Letters as Laboratory

The art librarians sure know how to tour.  Today, we got a curator-led, very witty tour of the Beatrix Potter Picture-Letters exhibition at the Morgan Library.  I loved Beatrix Potter when I was a child and (in storage) have the book that I read over and over again, Tales of Benjamin Bunny.  So if you love her as much as I do, then get over to the Morgan before the end of the month.

The picture-letters were the source of her books.  The curator said, “letters as laboratory.”  She wrote illustrated letters to the children in her life (she had no children, nieces or nephews).  Famously, she was writing a letter to the son of her governess.  She told him she couldn’t think what to write, so she made up a story for him in an 8 page letter, which, yes, is in the exhibit. Peter Rabbit was born.

You can read the letter and see her labeled drawings of Flopsy, Mopsy, Cottontail, and Peter.  Much later, she borrowed the letter back, copied it, added some scenes, and Peter, the book version, was launched.

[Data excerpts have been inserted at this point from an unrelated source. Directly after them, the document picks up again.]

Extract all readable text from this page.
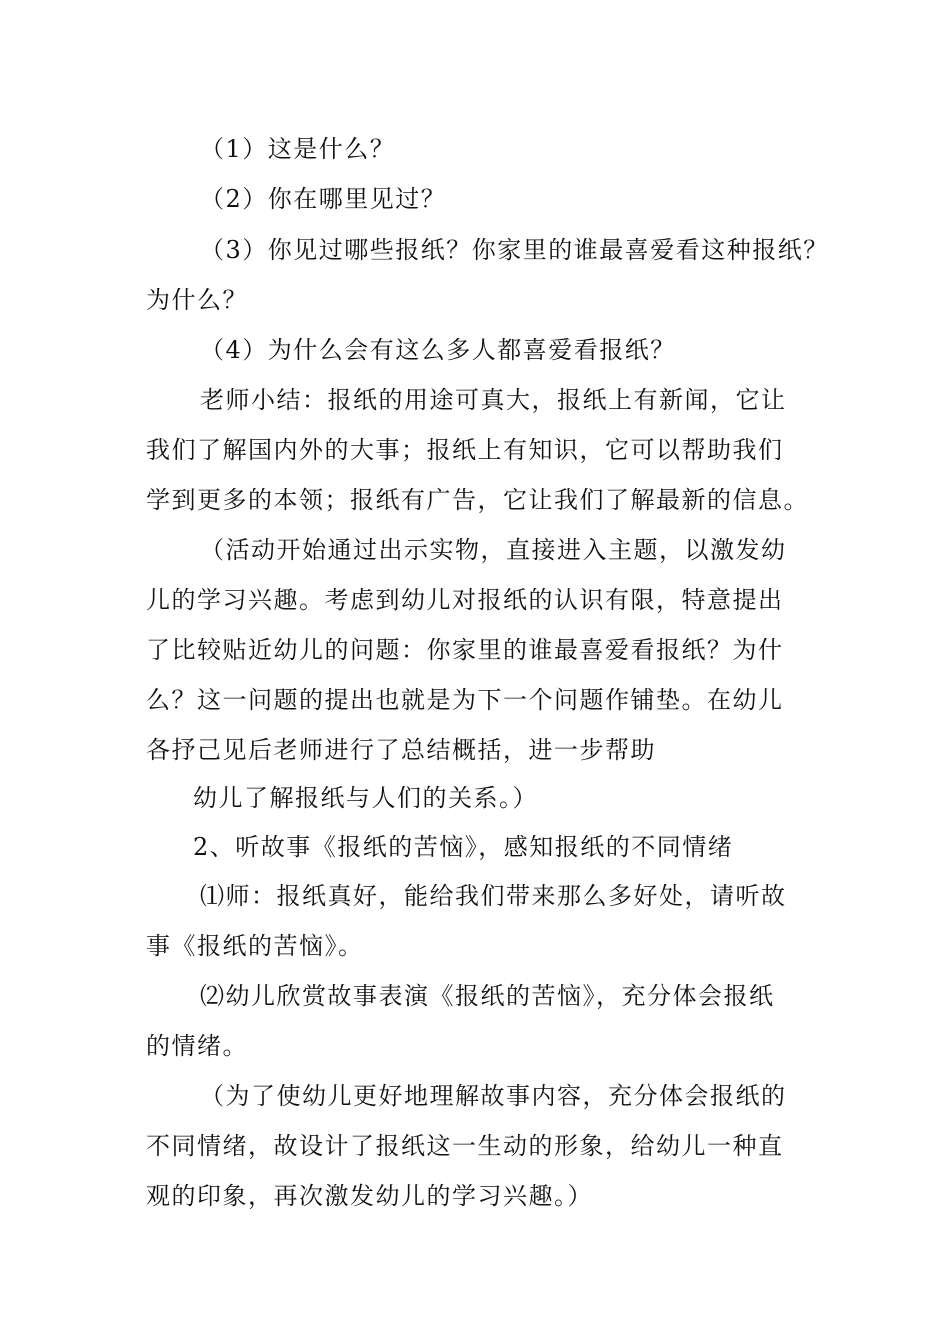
（1）这是什么？
（2）你在哪里见过？
（3）你见过哪些报纸？你家里的谁最喜爱看这种报纸？
为什么？
（4）为什么会有这么多人都喜爱看报纸？
老师小结：报纸的用途可真大，报纸上有新闻，它让
我们了解国内外的大事；报纸上有知识，它可以帮助我们
学到更多的本领；报纸有广告，它让我们了解最新的信息。
（活动开始通过出示实物，直接进入主题，以激发幼
儿的学习兴趣。考虑到幼儿对报纸的认识有限，特意提出
了比较贴近幼儿的问题：你家里的谁最喜爱看报纸？为什
么？这一问题的提出也就是为下一个问题作铺垫。在幼儿
各抒己见后老师进行了总结概括，进一步帮助
幼儿了解报纸与人们的关系。）
2、听故事《报纸的苦恼》，感知报纸的不同情绪
⑴师：报纸真好，能给我们带来那么多好处，请听故
事《报纸的苦恼》。
⑵幼儿欣赏故事表演《报纸的苦恼》，充分体会报纸
的情绪。
（为了使幼儿更好地理解故事内容，充分体会报纸的
不同情绪，故设计了报纸这一生动的形象，给幼儿一种直
观的印象，再次激发幼儿的学习兴趣。）
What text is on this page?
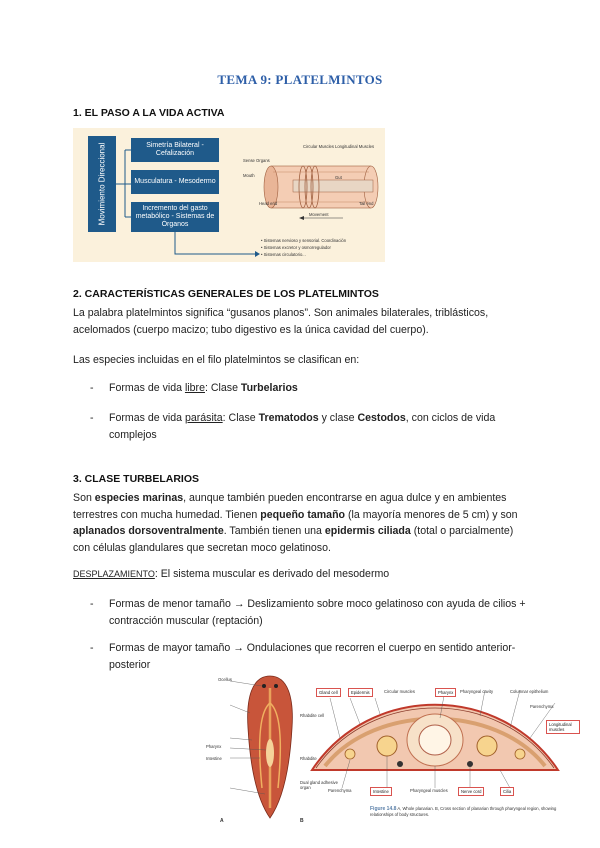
TEMA 9: PLATELMINTOS
1. EL PASO A LA VIDA ACTIVA
Movimiento Direccional	Simetría Bilateral - Cefalización
Musculatura - Mesodermo
Incremento del gasto metabólico - Sistemas de Órganos
Circular Muscles Longitudinal Muscles
Sense Organs
Mouth	Gut
Head end
Movement
Tail end
• Sistemas nervioso y sensorial. Coordinación
• Sistemas excretor y osmorregulador
• Sistemas circulatorio...
2. CARACTERÍSTICAS GENERALES DE LOS PLATELMINTOS
La palabra platelmintos significa “gusanos planos”. Son animales bilaterales, triblásticos, acelomados (cuerpo macizo; tubo digestivo es la única cavidad del cuerpo).
Las especies incluidas en el filo platelmintos se clasifican en:
- Formas de vida libre: Clase Turbelarios
- Formas de vida parásita: Clase Trematodos y clase Cestodos, con ciclos de vida complejos
3. CLASE TURBELARIOS
Son especies marinas, aunque también pueden encontrarse en agua dulce y en ambientes terrestres con mucha humedad. Tienen pequeño tamaño (la mayoría menores de 5 cm) y son aplanados dorsoventralmente. También tienen una epidermis ciliada (total o parcialmente) con células glandulares que secretan moco gelatinoso.
DESPLAZAMIENTO: El sistema muscular es derivado del mesodermo
- Formas de menor tamaño → Deslizamiento sobre moco gelatinoso con ayuda de cilios + contracción muscular (reptación)
- Formas de mayor tamaño → Ondulaciones que recorren el cuerpo en sentido anterior-posterior
Ocellus
Rhabdite cell
Pharynx
Intestine	Rhabdite
Dual gland adhesive organ
Gland cell	Epidermis	Circular muscles	Pharynx	Pharyngeal cavity	Columnar epithelium
Parenchyma
Longitudinal muscles
Parenchyma	Intestine	Pharyngeal muscles	Nerve cord	Cilia
A	B
Figure 14.8 A, Whole planarian. B, Cross section of planarian through pharyngeal region, showing relationships of body structures.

But no publisher would have it, and since Beatrix was wealthy, she self-published 200 copies in black and white (since the letters were in b/w) for friends and relatives–yes, one is in the exhibit.  It really caught on because she knew how to capture the essence of the actual animals and then put them in human situations–a charming combination.

The exhibit also has wonderful photographs, adult letters, a scrapbook, her nature drawings, and original paintings for the books.  Here are some of my favorite things:

– a photograph of Beatrix with a rabbit named Benjamin Bouncer on a thin, string leash

– the 1907 patent application for the toy of Jemima Puddle-Duck, which has ‘mug’ shots, as if for a criminal, labeled front, side, and back–hilarious

– a drawing of the Cinderella story she made for her fiance and publisher Norman Warne, in which the pumpkin carriage is pulled by rabbits; he died before they could marry, but she must have looked at him as her Prince Charming, who would take her away from an overly restrictive Victorian home

– the miniature letters she wrote to children from characters in the books.  For example, one letter was signed Your Friend, Peter Rabbit.  There also are a couple of 2″ high mailboxes.  Apparently, she gave the mailboxes to the children, then when she would visit the parents, she would drop a letter in the mailbox for the child.  Sweet!

The whole exhibit is too sweet for my words.  In a world that can be so sour all too often, give yourself a 30 minute inner child respite with Beatrix.  It’s juuuuust right.